A Markov chain Monte Carlo approach for geostatistically simulating mass-conserving subglacial topography

Niya Shao , Emma MacKie, Michael Field, Felicity McCormack

Subglacial topography is critically important for simulating ice sheet evolution and projecting sea-level contributions. However, the subglacial topography of the Antarctic Ice Sheet is sparsely measured. Obtaining a gridded topography map used in ice sheet simulations requires interpolating the sparse measurements or inverting topography from observations of ice velocity and surface elevation. Traditional inverse methods based on the mass conservation law often produce a single topography that is overly smooth and does not capture the non-uniqueness of the solutions to mass conservation.

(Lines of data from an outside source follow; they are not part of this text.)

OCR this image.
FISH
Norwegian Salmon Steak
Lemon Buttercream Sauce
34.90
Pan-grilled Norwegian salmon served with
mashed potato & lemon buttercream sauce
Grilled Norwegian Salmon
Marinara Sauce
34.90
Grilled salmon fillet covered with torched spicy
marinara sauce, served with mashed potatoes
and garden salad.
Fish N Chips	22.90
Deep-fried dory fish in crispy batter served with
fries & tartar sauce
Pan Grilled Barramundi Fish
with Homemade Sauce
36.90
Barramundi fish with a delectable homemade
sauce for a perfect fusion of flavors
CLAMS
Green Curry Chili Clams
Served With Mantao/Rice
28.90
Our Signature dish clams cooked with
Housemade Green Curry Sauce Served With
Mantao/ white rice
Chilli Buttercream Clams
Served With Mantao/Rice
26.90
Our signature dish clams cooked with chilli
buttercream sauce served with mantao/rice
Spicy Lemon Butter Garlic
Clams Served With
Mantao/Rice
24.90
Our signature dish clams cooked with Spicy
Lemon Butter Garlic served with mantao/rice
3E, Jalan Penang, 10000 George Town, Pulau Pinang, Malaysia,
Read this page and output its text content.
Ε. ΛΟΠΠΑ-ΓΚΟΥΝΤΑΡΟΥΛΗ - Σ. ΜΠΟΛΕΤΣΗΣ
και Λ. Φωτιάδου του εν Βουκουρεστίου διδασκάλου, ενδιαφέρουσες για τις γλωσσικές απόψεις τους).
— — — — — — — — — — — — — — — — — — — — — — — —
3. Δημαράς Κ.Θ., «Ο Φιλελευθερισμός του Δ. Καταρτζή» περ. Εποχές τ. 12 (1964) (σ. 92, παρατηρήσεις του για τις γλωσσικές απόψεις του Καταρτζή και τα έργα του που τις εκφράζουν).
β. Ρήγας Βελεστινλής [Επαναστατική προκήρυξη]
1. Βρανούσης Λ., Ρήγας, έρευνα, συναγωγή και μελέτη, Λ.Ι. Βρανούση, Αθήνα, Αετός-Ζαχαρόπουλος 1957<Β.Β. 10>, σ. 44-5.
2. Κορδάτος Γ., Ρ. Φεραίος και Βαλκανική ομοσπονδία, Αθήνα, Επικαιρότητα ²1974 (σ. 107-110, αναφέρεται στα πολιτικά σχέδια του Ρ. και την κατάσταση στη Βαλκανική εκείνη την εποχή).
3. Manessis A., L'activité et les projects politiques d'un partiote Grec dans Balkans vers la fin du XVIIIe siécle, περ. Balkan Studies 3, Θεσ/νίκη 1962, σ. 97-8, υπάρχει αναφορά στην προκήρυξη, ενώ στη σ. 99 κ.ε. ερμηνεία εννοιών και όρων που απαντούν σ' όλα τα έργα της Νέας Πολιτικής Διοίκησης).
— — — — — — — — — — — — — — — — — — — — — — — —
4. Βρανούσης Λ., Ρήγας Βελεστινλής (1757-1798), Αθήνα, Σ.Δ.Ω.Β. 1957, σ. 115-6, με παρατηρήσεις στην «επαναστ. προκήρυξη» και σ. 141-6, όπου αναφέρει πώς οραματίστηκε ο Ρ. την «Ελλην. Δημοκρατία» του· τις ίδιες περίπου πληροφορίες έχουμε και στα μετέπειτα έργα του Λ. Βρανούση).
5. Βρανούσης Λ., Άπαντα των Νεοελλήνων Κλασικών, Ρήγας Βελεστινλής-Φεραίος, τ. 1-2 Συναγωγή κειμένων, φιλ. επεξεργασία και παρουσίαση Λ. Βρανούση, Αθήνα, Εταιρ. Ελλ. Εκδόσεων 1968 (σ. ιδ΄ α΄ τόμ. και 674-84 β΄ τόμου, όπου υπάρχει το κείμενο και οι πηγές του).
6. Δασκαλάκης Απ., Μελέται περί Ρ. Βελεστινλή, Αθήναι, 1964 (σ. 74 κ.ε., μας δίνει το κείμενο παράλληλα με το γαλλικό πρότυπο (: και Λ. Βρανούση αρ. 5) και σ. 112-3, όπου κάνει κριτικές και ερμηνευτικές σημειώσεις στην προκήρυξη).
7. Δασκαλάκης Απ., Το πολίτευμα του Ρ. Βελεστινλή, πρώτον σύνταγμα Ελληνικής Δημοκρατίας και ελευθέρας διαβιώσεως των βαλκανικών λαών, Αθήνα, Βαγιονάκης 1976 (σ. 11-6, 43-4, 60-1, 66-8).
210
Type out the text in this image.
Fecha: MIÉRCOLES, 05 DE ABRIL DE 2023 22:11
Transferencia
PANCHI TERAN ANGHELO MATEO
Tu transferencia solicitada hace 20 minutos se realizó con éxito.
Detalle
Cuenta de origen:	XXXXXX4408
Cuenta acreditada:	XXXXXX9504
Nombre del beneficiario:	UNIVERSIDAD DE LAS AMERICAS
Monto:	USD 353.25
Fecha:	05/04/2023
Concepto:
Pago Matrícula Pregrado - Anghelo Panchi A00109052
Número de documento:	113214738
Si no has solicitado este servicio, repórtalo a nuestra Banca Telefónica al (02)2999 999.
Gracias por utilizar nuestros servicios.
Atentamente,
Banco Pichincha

Instead of solving for a single topography deterministically, stochastic methods can be developed to simulate equiprobable realizations of mass-conserving topography with realistic roughness. In this study, we develop a new algorithm that combines geostatistical simulations with Markov chain Monte Carlo (MCMC) to stochastically generate subglacial topography realizations for Denman Glacier. The final topography ensemble shows significant elevation differences to BedMachine and large topographic uncertainty. This topography ensemble can be incorporated in ensemble modeling, allowing the propagation of topographic uncertainty to the uncertainty in sea level contribution predictions.